Welsh singer/actress Caryl Hughes is amazing. She is a slim, petite brunette who has a pure soprano voice and real acting ability. That is as rare a combination as a man who spends his days as a pig wallowing in mud.
The Enchanted Pig is a tremendous mix of drama and comedy, opera and musical with something for everyone. The creative team have gone to tremendous trouble to come up with something really unusual and different and have succeeded to great effect.
The story has themes that draw on folk tales and other plays but the mix makes the show both unique and always intriguing.
We open with a King deserting his three daughters for a bit of war-mongering. He gives them a single instruction, don't enter a locked room. Within minutes, they are in and discover their fates from a human book.
The elder two will marry Kings but poor young Flora (Miss Hughes) is fated to wed a pig. On dad's triumphal return, two handsome, if none too bright royals roll up and take their prizes.
Then, much to the terror of audience members on whom he creeps up, massive baritone Rodney Clarke appears as a roaring, possessive pig.
To her credit, Flora accepts her husband and returns to his sty to begin a rather muddy married life. The following night, she gets the surprise of her life when her piggy partner is replaced by a rather dishy hunk of a man.
Following a few twists, she inadvertently allows him to escape into the clutches of an evil mother, Nuala Willis and her narcissistic daughter, Kate Chapman's Adelaide.
As they prepare for the wedding between Adelaide and Pig, our heroine initially takes advice from the North Wind (John Rawnsley) and the Moon (Joshua Dallas). Finally she meets the sun and his girl, Delroy Atkinson and the very funny Akiya Henry who present the kind of dance sensation that could easily dislocate a shoulder as well as a useful brooch.
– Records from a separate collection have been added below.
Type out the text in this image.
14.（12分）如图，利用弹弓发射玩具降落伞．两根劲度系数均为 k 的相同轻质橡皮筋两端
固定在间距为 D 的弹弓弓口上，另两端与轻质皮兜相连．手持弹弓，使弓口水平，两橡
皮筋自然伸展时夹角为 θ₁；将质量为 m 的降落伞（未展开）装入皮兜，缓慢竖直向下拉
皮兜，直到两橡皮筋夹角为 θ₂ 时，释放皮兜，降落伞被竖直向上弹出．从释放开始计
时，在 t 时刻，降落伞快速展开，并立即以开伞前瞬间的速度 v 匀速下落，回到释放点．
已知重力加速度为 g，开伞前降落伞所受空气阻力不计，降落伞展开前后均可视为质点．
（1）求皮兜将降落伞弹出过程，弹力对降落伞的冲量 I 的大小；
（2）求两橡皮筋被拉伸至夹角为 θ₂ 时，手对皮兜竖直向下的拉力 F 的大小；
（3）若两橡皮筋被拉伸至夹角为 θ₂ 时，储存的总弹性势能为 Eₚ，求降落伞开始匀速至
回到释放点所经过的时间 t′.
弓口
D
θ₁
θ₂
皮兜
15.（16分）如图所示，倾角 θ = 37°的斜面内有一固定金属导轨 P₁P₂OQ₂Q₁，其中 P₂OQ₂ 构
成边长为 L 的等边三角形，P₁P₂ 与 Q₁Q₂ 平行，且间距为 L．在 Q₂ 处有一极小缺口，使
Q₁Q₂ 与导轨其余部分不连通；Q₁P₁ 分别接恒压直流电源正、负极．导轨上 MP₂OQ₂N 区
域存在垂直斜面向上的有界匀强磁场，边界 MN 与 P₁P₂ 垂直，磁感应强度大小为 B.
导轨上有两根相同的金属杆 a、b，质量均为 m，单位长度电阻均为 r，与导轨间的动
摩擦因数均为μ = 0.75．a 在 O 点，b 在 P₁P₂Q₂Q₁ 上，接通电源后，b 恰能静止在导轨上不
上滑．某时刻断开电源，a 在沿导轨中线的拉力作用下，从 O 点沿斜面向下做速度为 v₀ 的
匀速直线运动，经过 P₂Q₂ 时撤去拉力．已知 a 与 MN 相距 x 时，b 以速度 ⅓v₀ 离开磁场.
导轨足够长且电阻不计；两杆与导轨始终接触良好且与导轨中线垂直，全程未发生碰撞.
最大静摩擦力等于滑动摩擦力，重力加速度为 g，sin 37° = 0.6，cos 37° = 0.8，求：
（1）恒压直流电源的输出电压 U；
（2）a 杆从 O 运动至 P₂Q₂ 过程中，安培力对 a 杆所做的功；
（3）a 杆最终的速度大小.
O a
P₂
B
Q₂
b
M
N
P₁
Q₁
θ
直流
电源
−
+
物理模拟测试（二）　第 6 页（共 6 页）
This is a fairy tale so the happy ending need hardly be mentioned but still pleases at the end of a packed two and a quarter hours.
The story is one thing but the production qualities and sheer imagination take this show on to another level. The best analogy might be John Doyle's chamber version of Sweeney Todd, which transferred from The Watermill in Newbury to the West End and Broadway.
The Opera Group's director John Fulljames has great resources to call upon. John Dove's music provides a fascinating mix of opera and musical. Music is provided by an eccentric sextet including harp, cello, trombone and percussion, allowing great versatility. The band is energetic and heard at its best accompanying and colouring the life of Flora as she takes an Orphean journey to rescue her porcine husband.
Dick Bird's design features a lot of tarnished silver and eccentric costumes as well as some unforgettable props such a gigantic wedding cake, with the audience set out in a semi-circle but able to get involved as actors appear amongst them and in Caryl Hughes' case flying overhead too.
The final element is the text, apparently based on a Romanian fairy tale and with often witty lyrics penned by Alasdair Middleton.
The Enchanted Pig may not have too tempting a title but is a lovely fusion of diverse elements and highly recommended.